To expedite the process, some P&C insurers are using unmanned aerial vehicles (or drones) to survey damage and take pictures. In some cases, they use computer software to assess the damage in the pictures automatically. This is also true for auto damage, explained Kaul, who works out of London, England for Boulder, Colo.-based Tractica.
Using artificial intelligence, computer software can be programmed to flag certain things in images. Based on a photo, the software is designed to decide whether or not a piece of property is damaged. Some claims organizations “automate the process to a considerable degree, so rather than waiting a few weeks, you typically would get the decision on the claim in a few days,” Kaul said. “That would not be possible without artificial intelligence.”
But there is still a manual aspect to the process right now. “Someone has to sit and tag a lot of these images, train these models and a lot of effort needs to be put in [by humans],” Kaul said.
In a few years’ time, AI models will come pre-trained to identify roof damage or flood damage. So it is possible that data service vendors or business software vendors would sell software that is “trained” to decide whether or not a photo shows flood or wind damage. In those cases, carriers and adjusters do not “have to go and train these models,” Kaul said. “These would be pre-trained with existing images. Someone can just pick these off the shelf.”
Kaul does not know of any vendor providing this specific type of service, although he said there are thousands of “one-man garage shops” in the technology industry. “There is a gap in the market.” he said, but has no doubt there will soon be companies providing these pre-trained software algorithms.
In the meantime, Kaul said, “I would say over the next three, four or five years, as this gets rolled out, there will definitely be humans checking a lot of those decisions because the trust in AI is not that high.
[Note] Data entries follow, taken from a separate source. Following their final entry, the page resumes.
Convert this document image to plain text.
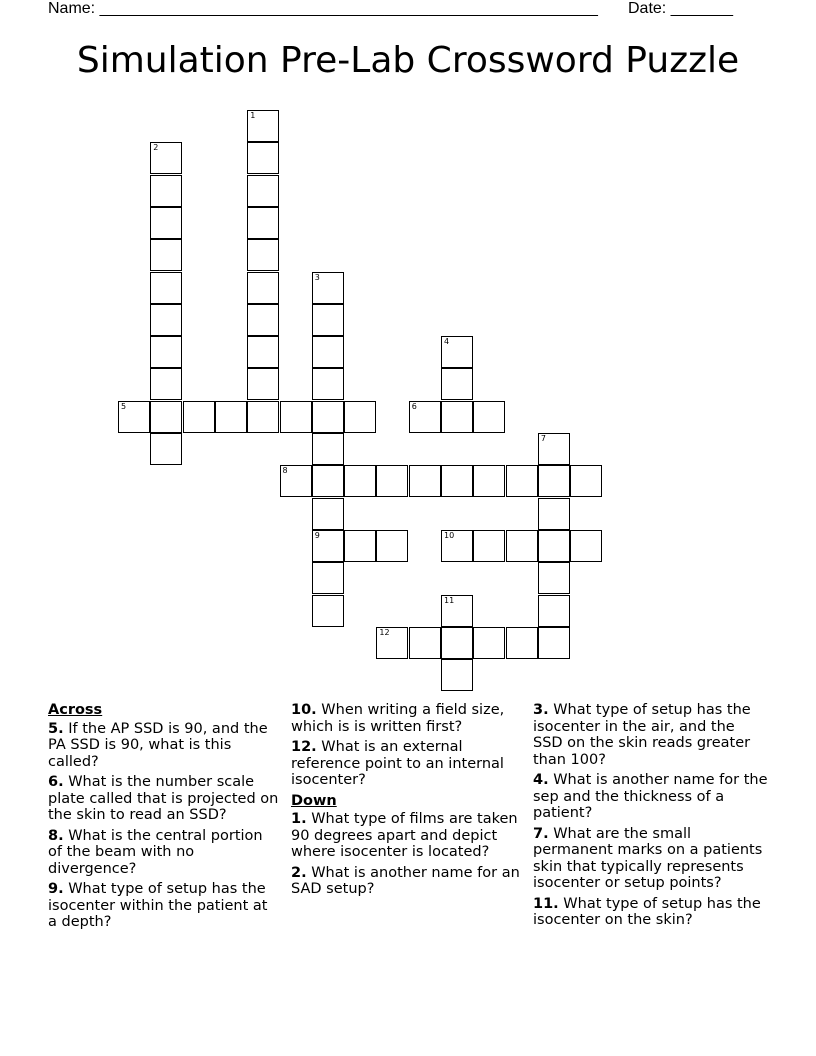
Name: ________________________________________________________ Date: _______
Simulation Pre-Lab Crossword Puzzle
1
2
3
9
4
5	6
7
8
10
11
12
Across
5. If the AP SSD is 90, and the PA SSD is 90, what is this called?
6. What is the number scale plate called that is projected on the skin to read an SSD?
8. What is the central portion of the beam with no divergence?
9. What type of setup has the isocenter within the patient at a depth?
10. When writing a field size, which is is written first?
12. What is an external reference point to an internal isocenter?
Down
1. What type of films are taken 90 degrees apart and depict where isocenter is located?
2. What is another name for an SAD setup?
3. What type of setup has the isocenter in the air, and the SSD on the skin reads greater than 100?
4. What is another name for the sep and the thickness of a patient?
7. What are the small permanent marks on a patients skin that typically represents isocenter or setup points?
11. What type of setup has the isocenter on the skin?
Up until now, it has been a human making these decisions, and it is a business-critical decision, so it is going to be hard for an insurance company to completely trust AI.”
Tractica announced Monday the release of a report, Artificial Intelligence Market Forecasts, which forecasts that global revenue from AI software implementations will increase from $8.1 billion in 2018 to $105.8 billion by 2025. All figures are in U.S. dollars and are for AI software spending by all kinds of organizations – including but not limited to insurance.